Reclaiming Common Sense

This week, the first week of the month, we saw the release of the monthly employment situation report. This means that this column released its Jobs Report Prediction column. The first week of the month also means that this column releases it Top Ten articles of the month column for the prior month. The top ten columns focused on jobs and housing plus two of the week in review columns. Thursday was the Unemployment Claims Report. You didn't hear anything about the report because it was unbelievable. Friday we saw the release of an even more unbelievable report - the Jobs Report. If it seemed to be too good to be true that is because it was too good to be true.

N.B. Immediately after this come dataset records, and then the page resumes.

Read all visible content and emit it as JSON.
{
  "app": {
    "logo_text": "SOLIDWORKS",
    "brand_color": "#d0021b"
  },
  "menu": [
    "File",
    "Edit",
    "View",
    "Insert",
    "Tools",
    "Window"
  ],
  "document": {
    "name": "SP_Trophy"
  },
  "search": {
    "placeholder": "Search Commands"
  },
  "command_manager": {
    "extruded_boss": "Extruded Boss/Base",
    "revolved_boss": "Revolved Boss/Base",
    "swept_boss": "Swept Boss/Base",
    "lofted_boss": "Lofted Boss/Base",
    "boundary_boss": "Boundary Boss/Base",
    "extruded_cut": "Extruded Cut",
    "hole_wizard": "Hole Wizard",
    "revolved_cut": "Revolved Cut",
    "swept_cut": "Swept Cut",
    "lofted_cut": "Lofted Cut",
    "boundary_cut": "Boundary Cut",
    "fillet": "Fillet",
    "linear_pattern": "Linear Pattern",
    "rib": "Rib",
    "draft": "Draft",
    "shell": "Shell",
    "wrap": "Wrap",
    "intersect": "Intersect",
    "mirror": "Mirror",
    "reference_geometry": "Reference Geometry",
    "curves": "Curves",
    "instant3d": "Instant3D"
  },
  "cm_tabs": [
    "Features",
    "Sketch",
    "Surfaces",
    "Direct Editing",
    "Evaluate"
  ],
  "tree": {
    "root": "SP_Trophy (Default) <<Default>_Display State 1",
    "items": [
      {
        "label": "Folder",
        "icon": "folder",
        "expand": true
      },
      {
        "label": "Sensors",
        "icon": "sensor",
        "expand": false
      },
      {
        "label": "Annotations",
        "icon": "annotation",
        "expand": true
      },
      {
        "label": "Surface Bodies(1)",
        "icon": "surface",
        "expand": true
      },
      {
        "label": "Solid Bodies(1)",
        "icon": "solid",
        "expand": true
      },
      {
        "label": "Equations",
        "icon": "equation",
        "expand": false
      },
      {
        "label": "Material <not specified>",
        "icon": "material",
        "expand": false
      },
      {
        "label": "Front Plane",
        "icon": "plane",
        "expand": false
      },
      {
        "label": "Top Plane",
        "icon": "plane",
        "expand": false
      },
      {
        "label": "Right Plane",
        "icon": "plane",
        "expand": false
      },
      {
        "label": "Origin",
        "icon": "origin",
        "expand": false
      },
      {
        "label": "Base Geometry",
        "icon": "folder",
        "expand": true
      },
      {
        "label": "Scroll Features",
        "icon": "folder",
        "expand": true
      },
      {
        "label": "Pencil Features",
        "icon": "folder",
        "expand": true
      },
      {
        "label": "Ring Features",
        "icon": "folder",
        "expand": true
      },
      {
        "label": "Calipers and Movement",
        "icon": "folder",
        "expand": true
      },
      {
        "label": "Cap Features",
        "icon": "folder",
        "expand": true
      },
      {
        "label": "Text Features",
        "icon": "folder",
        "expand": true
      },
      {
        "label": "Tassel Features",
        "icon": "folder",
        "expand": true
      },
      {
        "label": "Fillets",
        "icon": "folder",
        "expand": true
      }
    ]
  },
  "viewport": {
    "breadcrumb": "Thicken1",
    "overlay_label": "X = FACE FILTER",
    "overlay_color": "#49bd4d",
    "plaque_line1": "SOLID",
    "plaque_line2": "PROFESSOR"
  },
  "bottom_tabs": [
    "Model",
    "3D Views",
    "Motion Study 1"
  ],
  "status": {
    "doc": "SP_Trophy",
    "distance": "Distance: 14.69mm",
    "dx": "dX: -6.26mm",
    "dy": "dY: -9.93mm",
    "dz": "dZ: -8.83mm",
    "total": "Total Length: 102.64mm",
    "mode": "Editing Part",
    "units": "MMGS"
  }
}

(August 1) "The Top Ten Articles of July - The Private Sector Job Streak Ended - Housing Still Sluggish" revisited the column that compared the Four most recent two term Presidents at the 89 month mark, Part 1 of the Jobs Report Column that revealed we lost Private Sector Jobs during May, The combined April and May New Homes Sales Column, the combined April and May new Construction numbers column, The GDP column for the Second Quarter GDP and the week in review columns for July 9th and July 23rd.




(August 2) This column has written numerous columns on how it is easier for the authors of various reports to massage the data than change a long-standing message. This is very true for the monthly jobs report. The seasonal factors that are used to convert the non-seasonally adjusted (NSA) Current Population Survey (CPS)  data to the seasonally adjusted (SA) CPS data are not reported for the full-time jobs number, the part-time jobs number, the number of unemployed. The seasonal factors are also not released for how to convert the NSA Current Employment Statistics to the SA CES statistics. Growth rates are calculated for each category of data. Seasonal factors for prior years are calculated. The combinations and permutations of growth rate and seasonal factors are calculated.  The net result is that it was projected that we should expect a weak July Jobs Report. It was projected that NSA unemployment should  rise, full-time jobs should increase, part-time jobs should decrease, and that the participation rate was a crap-shoot. It was also projected that the Jobs streak number should have been around 150,000 to 160,000 and that it could be in the sub 100,000 range.

(August 4) Thursday we saw the release of the weekly unemployment claims report. We saw the lowest non-seasonally adjusted first-time unemployment claims for the month of July since 1967.  Yes Nineteen Sixty-Seven. Just read the column. The first-time unemployment claims streak is too good to be true. The first-time claims level is too good to be true.

(August 5) While the rest of the world was breathing a sigh of relief with regard to a "strong" July Jobs Report I was assessing how long it was going to take to sift through the data and find the real story. The seasonal factors used to convert the recorded NSA CES data to the reported SA CES skewed the data higher than it should have been. NSA Unemployment did increase. NSA Participation Increased. The "Official" Private Sector Number was that last month's NSA CES data was revised down from 123.191 M to 123.177 M and that the May Number was revised down from 122.105 to 122.099. Somehow a downward revision of 6,000 NSA CES jobs caused the SA CES for May to increase by 5,000. The streak still ended. Don't believe me - look at the White House Tweet. That third column from the right is negative. The problem with the 217,000 number is that if we used last year's seasonal factor the Private Sector number would have been 155,000.

If the data seems too good to be true it probably is too good to be true. It is also almost certainly seasonally adjusted.




PS. How was this tweet released at 7:42 AM when the report was released at 8:30 AM?